With the wardrobe of the Dread Pirate Roberts, and Jack Sparrow's eyeliner

So the return to fencing has been a great deal of fun. It has not, however, been without slight mishap.

I fence foil. Which means that my legs are not part of the target area. So I don't usually wear my knickers unless I'm competing. (Let me clarify that "knickers" is a technical term for fencing pants, not a Britishism for underwear.) And as it was 83 in Minneapolis yesterday, and I train in an un-airconditioned basement, I wore warm up pants last night.

Which is why the young man I was fencing against managed to get his foil underneath the hem of my jacket and open up a line along my flank. (Knickers would have overlapped with the jacket further. What happened was my fault. And not at all the usual sort of thing in modern fencing.) We both thought it was just a hard hit until we noticed that my weapon stopped registering touches, and realized he had sliced through my body cord. Then while swapping out body cords, my hand came away sticky, and he said, "Um, that's an awful lot of blood." At which point his eyes rolled back in his head, and I decided I was done with training for the evening.

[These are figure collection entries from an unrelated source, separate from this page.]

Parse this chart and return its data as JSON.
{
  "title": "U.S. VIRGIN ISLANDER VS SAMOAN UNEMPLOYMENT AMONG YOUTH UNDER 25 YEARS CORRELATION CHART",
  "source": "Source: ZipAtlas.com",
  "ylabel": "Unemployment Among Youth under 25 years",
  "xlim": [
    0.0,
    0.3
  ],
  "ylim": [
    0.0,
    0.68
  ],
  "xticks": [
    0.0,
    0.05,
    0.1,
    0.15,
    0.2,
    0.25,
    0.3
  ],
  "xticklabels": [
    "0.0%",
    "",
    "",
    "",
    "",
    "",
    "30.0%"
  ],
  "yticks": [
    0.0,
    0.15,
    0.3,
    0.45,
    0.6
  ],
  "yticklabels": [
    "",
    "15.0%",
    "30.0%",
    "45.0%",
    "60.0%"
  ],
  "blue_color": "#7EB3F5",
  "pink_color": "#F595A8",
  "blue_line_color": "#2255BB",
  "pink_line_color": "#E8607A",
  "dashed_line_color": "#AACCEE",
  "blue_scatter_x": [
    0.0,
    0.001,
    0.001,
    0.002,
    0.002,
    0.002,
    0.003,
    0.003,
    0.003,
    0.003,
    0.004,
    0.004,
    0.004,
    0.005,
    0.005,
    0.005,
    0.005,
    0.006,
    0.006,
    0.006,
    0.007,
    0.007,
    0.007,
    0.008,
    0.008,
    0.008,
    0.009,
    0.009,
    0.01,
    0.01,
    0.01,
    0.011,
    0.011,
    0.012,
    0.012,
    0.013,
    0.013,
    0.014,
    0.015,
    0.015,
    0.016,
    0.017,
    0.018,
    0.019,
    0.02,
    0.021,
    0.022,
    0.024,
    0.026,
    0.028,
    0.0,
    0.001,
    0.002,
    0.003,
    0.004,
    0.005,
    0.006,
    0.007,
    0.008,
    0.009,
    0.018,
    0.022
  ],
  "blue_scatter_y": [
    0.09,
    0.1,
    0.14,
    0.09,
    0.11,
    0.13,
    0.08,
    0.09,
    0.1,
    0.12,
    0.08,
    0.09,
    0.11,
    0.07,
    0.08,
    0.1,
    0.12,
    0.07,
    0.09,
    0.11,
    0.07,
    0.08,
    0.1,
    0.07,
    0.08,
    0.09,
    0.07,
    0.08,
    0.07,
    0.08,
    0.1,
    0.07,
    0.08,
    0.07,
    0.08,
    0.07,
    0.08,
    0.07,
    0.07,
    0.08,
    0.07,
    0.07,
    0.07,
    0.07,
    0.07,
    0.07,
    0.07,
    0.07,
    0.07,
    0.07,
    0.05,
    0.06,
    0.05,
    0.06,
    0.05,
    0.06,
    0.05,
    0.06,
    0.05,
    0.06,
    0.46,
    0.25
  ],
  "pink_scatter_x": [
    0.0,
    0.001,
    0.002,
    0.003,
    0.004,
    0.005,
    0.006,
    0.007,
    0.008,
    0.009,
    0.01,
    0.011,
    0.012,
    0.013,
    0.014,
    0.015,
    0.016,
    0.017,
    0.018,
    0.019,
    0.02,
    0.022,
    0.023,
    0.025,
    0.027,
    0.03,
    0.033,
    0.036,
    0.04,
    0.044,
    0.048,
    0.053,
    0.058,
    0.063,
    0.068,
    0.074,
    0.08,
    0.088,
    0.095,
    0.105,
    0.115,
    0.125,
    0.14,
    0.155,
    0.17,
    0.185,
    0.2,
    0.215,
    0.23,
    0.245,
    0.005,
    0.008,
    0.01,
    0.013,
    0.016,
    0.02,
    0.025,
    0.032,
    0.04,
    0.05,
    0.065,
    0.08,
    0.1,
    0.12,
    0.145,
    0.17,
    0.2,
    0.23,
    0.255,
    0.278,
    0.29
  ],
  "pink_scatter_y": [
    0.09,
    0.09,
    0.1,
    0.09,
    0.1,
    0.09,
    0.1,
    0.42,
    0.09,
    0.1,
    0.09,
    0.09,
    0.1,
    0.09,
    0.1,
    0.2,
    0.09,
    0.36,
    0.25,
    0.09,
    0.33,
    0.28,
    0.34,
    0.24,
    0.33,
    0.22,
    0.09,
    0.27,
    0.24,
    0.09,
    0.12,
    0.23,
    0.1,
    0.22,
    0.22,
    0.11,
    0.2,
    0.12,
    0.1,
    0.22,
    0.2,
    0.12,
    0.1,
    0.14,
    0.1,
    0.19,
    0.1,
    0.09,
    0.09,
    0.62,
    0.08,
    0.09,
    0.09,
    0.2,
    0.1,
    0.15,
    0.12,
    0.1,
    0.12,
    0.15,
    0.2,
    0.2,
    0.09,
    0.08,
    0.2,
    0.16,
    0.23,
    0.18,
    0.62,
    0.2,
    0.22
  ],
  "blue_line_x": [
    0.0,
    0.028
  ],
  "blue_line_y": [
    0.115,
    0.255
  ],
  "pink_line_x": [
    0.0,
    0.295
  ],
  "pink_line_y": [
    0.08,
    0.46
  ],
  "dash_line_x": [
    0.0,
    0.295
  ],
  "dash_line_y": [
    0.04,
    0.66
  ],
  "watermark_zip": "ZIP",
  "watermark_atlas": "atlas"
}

I am going to have an awesome scar. However, being slashed open with a sword, even in a fairly minor manner, feels, well, about like you would expect it to. Not awesome.

But the best part was when I was walking the dog, and bent over to hug a little neighborhood girl. She saw the bandage and asked how I got the owie. I explained that it was from a sword. She paused, and then very seriously asked, "Are you a pirate?"